What is Wood Chip Mulch?
Expert gardeners extol the virtues of mulching. There are many kinds of mulch, from organic to inorganic. Each has its special advantages and there is not one recommended over another in some cases. Using wood chips, however, has the added advantage of increasing nutrients in soil over time. This is because wood chip garden mulch is organic and will slowly break down, releasing nutrients to the soil.
Mulch is simply any substance that can protect soil and plant roots as a ground cover. Mulching is also used in paths and between pavers to reduce weeds and provide a clean appearance. Mulching has many benefits, among them:
- leveling soil temperature
- enhancing soil fertility
- improving soil structure
- conserving moisture
- reducing pests and disease
With all these advantages, why wouldn’t you use mulch? Using wood chips brings to the table all these benefits, but there are some wood chip mulch pros and cons. Many of these are fallacies, but a few need to be cleared up.
Wood Chip Pros and Cons
The benefits of using wood mulch are numerous and listed above. They also include the ease of application, aesthetic pleasure and cost effectiveness.
On the cons list, there have been some discussion about the possibility of altered soil pH, allelopathic potentials, disease transfer, increased pest activity and, of course, fire hazard. Of these concerns, each has been found to be inconclusive in field trials. In fact, soil pH is generally stabilized, allelopathic tendencies in certain barks do not affect established plants, and disease and pests are often minimized. As to the fire issue, inorganic rubber mulch is far more flammable and large sized wood mulch is the least flammable.

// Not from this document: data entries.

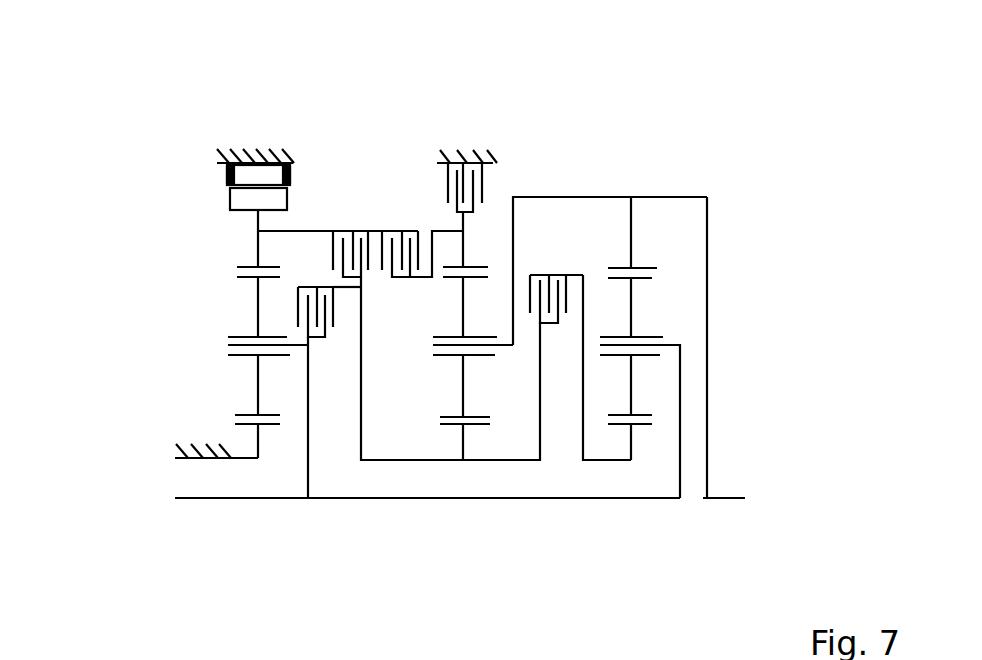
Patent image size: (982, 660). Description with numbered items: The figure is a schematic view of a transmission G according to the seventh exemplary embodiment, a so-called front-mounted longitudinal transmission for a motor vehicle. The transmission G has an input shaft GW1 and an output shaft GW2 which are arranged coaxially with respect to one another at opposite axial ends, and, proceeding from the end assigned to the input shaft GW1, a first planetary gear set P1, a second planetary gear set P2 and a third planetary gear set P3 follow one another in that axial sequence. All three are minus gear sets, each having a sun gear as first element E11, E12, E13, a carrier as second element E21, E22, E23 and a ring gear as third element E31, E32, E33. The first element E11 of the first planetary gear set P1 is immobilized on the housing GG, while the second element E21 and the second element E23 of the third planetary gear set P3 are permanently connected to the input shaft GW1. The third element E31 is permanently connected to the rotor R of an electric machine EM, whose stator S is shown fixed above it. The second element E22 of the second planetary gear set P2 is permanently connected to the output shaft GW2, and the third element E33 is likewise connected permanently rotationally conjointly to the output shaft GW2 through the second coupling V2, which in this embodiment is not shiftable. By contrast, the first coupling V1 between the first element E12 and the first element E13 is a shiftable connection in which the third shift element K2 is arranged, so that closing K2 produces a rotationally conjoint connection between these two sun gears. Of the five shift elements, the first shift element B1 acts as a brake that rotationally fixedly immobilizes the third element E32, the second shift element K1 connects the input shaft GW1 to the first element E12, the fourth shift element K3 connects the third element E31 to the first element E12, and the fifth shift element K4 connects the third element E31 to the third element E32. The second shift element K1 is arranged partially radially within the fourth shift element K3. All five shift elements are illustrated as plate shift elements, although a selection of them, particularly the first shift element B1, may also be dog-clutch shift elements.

The electric machine EM is at (164, 184).
The stator S is at (217, 174).
The rotor R is at (217, 200).
The first shift element B1 is at (490, 188).
The second shift element K1 is at (317, 281).
The third shift element K2 is at (558, 272).
The fourth shift element K3 is at (356, 226).
The fifth shift element K4 is at (401, 227).
The first planetary gear set P1 is at (194, 428).
The second planetary gear set P2 is at (490, 345).
The third planetary gear set P3 is at (734, 441).
The first element of the first planetary gear set E11 is at (274, 432).
The second element of the first planetary gear set E21 is at (299, 352).
The third element of the first planetary gear set E31 is at (248, 264).
The first element of the second planetary gear set E12 is at (445, 427).
The second element of the second planetary gear set E22 is at (508, 353).
The third element of the second planetary gear set E32 is at (483, 262).
The first element of the third planetary gear set E13 is at (650, 430).
The second element of the third planetary gear set E23 is at (670, 343).
The third element of the third planetary gear set E33 is at (648, 265).
The first coupling V1 is at (603, 462).
The second coupling V2 is at (633, 217).
The housing GG is at (197, 455).
The transmission G is at (732, 407).
The input shaft GW1 is at (214, 500).
The output shaft GW2 is at (720, 500).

There are many types of wood chips that come from different trees, all with their own good points and possibly not so good aspects. Cedar mulch has the added benefit of repelling some insect pests, but black walnut mulch has strong allelopathic chemicals that can limit germination and seedling growth.
In general, it is best to use wood chips around established plants only and avoid the vegetable bed except to create paths. Keep chips away from stems and trunks and the siding on the house. Use 4 to 6 inches of wood mulch over a nicely broken down organic layer such as leaf litter or compost.
There are also several wood chip mulch colors from which to choose if you purchase the product. Deeply red, orange, ocher, coffee black, rich mahogany brown and more can offset your landscape. Using colored mulch, like red wood chips, poses no threat to plants but will, over time, fade in color as they break down.
But don’t be a snob and turn your nose up at the mixed natural hues of free, yes free, arborist chips. In most municipalities, you can phone your park department and they will drop them to your site.